As an additional clustering experiment, we used a recently published dog microbiome dataset to detect dietary intervention using histosketches on varying levels of sequencing data (ENA: PRJEB20308) [34]. This study reported a significant shift in the taxonomic composition of dog microbiomes when diets were changed from a baseline diet. The full dataset contains 1.9 terabasepairs of sequencing data, of which we sampled 0.005%, 0.05% and 0.5% of each microbiome. We histosketched these samples (k-mer size = 21, histosketch size = 512) and clustered them as above.

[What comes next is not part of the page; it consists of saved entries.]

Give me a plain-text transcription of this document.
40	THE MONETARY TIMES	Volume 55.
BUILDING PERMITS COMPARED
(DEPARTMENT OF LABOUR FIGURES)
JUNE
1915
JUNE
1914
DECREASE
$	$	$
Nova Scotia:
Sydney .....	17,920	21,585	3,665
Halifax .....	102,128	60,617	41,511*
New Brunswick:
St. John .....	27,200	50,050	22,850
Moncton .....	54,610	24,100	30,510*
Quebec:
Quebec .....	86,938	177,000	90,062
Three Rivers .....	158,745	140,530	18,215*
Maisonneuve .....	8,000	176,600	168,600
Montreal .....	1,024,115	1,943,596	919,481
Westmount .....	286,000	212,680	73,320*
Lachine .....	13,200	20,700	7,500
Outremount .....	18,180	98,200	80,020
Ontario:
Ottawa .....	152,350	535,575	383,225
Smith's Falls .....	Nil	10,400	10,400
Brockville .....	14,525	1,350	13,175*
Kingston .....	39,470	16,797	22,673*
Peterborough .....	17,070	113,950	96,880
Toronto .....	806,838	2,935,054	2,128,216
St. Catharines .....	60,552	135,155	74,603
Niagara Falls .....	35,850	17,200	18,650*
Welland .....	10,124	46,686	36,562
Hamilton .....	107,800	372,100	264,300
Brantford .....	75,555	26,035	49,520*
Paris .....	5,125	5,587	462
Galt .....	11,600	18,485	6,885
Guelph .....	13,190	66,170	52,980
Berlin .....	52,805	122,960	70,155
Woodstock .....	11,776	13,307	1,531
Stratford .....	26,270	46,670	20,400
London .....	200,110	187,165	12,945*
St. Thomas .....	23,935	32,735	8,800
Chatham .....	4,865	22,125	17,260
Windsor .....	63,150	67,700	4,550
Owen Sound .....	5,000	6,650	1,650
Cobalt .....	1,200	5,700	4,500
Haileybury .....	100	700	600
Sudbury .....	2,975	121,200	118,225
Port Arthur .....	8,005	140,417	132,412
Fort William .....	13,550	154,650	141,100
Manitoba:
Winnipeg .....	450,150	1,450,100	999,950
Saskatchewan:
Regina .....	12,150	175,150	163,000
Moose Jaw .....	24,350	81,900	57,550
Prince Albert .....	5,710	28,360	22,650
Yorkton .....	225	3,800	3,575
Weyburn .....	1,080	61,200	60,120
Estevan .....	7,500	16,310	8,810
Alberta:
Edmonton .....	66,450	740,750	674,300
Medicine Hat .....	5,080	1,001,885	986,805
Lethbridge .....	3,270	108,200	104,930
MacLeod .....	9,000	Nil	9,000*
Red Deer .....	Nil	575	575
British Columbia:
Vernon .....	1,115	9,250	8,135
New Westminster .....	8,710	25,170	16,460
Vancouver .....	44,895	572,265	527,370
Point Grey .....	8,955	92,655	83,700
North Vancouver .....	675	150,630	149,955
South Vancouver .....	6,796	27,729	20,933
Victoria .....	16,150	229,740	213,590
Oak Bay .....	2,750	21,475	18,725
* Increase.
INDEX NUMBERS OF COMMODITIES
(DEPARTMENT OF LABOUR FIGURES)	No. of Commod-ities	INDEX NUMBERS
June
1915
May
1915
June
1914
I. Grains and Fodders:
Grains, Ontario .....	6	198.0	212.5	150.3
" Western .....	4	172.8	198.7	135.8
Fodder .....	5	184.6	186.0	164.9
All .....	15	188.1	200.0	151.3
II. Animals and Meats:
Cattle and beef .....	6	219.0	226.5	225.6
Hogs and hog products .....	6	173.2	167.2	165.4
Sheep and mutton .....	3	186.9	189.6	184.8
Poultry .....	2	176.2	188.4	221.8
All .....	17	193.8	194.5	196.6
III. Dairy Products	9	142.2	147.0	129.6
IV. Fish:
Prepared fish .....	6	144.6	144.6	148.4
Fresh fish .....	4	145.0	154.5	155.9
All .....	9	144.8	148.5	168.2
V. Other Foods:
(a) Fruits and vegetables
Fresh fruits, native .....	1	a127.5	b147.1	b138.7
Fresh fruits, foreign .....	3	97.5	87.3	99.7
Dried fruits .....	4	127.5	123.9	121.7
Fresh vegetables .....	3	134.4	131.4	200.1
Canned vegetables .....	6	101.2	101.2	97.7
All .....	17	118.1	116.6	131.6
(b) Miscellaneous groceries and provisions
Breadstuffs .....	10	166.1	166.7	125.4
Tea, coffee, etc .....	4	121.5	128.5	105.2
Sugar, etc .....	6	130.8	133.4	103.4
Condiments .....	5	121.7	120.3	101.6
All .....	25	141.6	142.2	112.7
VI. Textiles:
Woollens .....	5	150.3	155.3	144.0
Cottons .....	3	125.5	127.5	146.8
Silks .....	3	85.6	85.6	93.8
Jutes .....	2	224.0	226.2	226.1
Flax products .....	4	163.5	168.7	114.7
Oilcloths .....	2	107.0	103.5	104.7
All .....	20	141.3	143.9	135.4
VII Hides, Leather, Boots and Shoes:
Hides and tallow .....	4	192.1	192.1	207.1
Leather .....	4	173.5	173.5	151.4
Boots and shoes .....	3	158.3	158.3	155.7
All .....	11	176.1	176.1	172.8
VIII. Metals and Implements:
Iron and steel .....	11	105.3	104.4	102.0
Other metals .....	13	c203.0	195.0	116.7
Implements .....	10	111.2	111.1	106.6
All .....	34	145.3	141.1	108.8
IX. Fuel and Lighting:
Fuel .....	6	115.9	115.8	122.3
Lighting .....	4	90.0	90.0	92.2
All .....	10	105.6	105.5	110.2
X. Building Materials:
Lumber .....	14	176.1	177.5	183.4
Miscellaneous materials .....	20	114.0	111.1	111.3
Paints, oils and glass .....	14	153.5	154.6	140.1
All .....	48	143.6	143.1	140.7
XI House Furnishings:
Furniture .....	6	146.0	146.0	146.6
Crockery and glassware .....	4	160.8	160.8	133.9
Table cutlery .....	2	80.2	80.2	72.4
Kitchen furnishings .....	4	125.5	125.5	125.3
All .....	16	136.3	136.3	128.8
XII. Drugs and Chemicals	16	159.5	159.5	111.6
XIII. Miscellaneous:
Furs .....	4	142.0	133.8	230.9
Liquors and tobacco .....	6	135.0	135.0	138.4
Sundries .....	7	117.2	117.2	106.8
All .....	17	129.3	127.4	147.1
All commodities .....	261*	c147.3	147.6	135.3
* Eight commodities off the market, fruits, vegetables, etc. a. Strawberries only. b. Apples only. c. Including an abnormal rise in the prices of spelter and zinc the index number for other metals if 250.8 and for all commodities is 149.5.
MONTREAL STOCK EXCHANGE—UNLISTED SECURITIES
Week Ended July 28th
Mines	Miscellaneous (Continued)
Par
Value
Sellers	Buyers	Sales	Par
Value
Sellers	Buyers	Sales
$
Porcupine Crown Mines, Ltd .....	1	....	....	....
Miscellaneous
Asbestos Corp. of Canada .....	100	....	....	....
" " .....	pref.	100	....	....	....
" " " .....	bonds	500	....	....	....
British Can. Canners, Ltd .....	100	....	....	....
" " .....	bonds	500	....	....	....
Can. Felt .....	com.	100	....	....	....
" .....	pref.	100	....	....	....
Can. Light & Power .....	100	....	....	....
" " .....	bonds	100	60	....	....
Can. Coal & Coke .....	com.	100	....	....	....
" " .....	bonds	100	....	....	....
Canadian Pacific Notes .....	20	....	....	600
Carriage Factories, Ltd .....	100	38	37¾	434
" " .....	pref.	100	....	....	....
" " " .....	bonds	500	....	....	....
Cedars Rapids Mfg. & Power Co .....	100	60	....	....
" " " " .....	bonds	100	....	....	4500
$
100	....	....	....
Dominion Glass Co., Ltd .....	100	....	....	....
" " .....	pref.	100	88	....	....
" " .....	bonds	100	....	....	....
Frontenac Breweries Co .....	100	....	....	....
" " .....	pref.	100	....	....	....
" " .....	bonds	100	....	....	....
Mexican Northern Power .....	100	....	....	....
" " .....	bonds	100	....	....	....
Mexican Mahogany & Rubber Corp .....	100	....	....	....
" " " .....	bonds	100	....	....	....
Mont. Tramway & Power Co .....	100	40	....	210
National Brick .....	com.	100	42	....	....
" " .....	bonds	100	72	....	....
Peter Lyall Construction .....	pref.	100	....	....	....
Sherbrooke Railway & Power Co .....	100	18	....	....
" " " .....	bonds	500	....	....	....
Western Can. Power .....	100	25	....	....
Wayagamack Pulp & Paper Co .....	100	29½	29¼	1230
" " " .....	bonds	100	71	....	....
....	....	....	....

For performing the RFC analysis, an RFC model was constructed as described in the “Indexing” section, using a clinically relevant dataset: gut microbiome profiles from a cohort of healthy preterm from a single hospital. This is part of a wider neonate clinical study that is longitudinally profiling their gut microbiome and correlating their findings to health outcomes and antibiotic prescription. Faecal samples from preterm infants were collected and their bacterial DNA extracted following the protocols described by Alcon-Giner et al. [35]. Shotgun metagenomic libraries were prepared from 500 ng of genomic DNA which was sheared into fragments of ~ 450 bp. The sheared DNA was purified and concentrated using an SPRI-clean-up kit. Library construction entailed an end repair, A-tailing and adapter ligation steps. Following adapter ligation, samples were amplified and indexed by PCR using established Illumina paired-end protocols. A portion of each library was used to create an equimolar pool, and pooled libraries were subjected to 125 bp paired-end sequencing on a HiSeq 2500 V4. The cohort was labelled according to whether the infants were receiving prophylactic antibiotic treatment or no antibiotics. The histosketches from 108 FASTQ files (BioProject: PRJEB28428) were split into training (80%) and testing (20%) groups. When using the RFC model to classify the incremental sketch updates of blinded samples, HULK was run using sketching intervals of 10,000, 100,000 and 1,000,000 reads using a 4 core laptop (k-mer size = 7, histosketch size = 42, concept drift decay ratio = 0.02).

Results

The results presented here evaluate our implementation of histosketching for rapid microbiome comparisons, in terms of both the accuracy of the tool and its potential applications. All analyses can be re-run using the analysis workbooks (https://github.com/will-rowe/hulk/tree/master/paper/analysis-notebooks).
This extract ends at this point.